Julien*, Suisse lui aussi, réside à Etrembières depuis 2002: «Ma mère qui est en EMS possède une maison à Thônex, je perdrais ce bien s’il fallait que cet héritage soit taxé deux fois.» Sa stratégie: «Ouvrir une boîte à lettres d’un côté de la frontière et conserver mon lit de l’autre.» Il sait qu’il frise l’irrégularité mais se rassure en observant que beaucoup de ses compatriotes et voisins agissent de même. Il indique: «C’est une forme de désobéissance massive pour interpeller les autorités françaises qui nous harcèlent et les élus genevois qui d’une certaine façon nous ont expulsés du canton.»

Voilà qui ne devrait pas apaiser les tensions existant en ce moment dans le Grand Genève. Car les élus de Haute-Savoie et de l’Ain font de plus en plus part de leur irritation face au flux de Suisses «en vacances à l’année» sur leur territoire. Leur contournement fiscal pèse sur les communes françaises qui obtiennent moins d’aide de l’Etat, estiment mal les besoins en services publics et touchent moins de fonds frontaliers. Jacques Dubout, maire de Versonnex (Pays de Gex), estime que 10% des habitants sont des faux résidents et chiffre le manque à gagner annuel à 100 000 euros. La députée de Haute-Savoie Virginie Duby-Muller a de son côté déposé un projet de loi rendant obligatoire la déclaration de domiciliation en France, sur le mode suisse.
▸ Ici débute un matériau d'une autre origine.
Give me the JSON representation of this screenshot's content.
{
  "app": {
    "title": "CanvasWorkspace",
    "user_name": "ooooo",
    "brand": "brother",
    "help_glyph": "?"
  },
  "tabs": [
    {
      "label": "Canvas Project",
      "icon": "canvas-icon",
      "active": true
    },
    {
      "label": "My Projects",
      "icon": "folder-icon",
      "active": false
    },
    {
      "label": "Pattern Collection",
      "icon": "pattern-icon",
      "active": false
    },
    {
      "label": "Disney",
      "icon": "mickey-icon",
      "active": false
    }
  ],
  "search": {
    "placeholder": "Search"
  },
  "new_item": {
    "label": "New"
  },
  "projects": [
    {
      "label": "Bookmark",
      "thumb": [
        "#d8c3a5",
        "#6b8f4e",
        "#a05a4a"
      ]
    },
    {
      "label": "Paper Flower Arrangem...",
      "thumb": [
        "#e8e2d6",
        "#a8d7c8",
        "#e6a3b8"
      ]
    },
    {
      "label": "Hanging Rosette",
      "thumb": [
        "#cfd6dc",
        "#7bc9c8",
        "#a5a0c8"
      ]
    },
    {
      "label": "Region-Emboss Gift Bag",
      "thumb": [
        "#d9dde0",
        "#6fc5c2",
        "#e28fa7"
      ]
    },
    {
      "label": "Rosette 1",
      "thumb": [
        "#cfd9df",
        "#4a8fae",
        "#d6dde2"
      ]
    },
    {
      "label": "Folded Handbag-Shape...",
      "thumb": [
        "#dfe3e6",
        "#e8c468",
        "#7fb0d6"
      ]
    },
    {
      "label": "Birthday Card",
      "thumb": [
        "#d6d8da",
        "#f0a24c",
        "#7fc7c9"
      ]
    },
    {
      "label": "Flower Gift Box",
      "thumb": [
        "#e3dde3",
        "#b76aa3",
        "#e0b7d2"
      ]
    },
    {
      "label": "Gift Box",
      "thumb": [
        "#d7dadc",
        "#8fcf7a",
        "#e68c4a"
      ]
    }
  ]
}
Le texte a été rejeté. Mais les maires ne sont pas tout à fait démunis. «Les services fiscaux alertés vont creuser. Je n’appelle pas au pogrom ni à la dénonciation mais que chacun apporte sa juste contribution à la collectivité», écrit Jacques Dubout dans «sa lettre du maire» mensuelle. Le maire de Vulbens (Haute-Savoie) a de son côté demandé au fisc français la liste des résidences secondaires dans sa commune et a obtenu le relevé des consommations d’eau qui est un indicateur fiable. Il a ainsi pu approcher une à une les personnes, suisses en large majorité, et effectuer un sondage: un tiers des sondés ne veulent rien savoir, un tiers sont des familles en difficulté financière, un tiers ont accepté de se déclarer car ils ignoraient se trouver en situation irrégulière. Le Conseil local de développement du Genevois français, présidé par le Franco-Suisse Peter Loosli, a alerté le 5 novembre toutes les autorités du Grand Genève «afin qu’elles cessent de continuer à soutenir passivement et sans compensation l’établissement d’une population non enregistrée, source de mal-développement et de déséquilibre».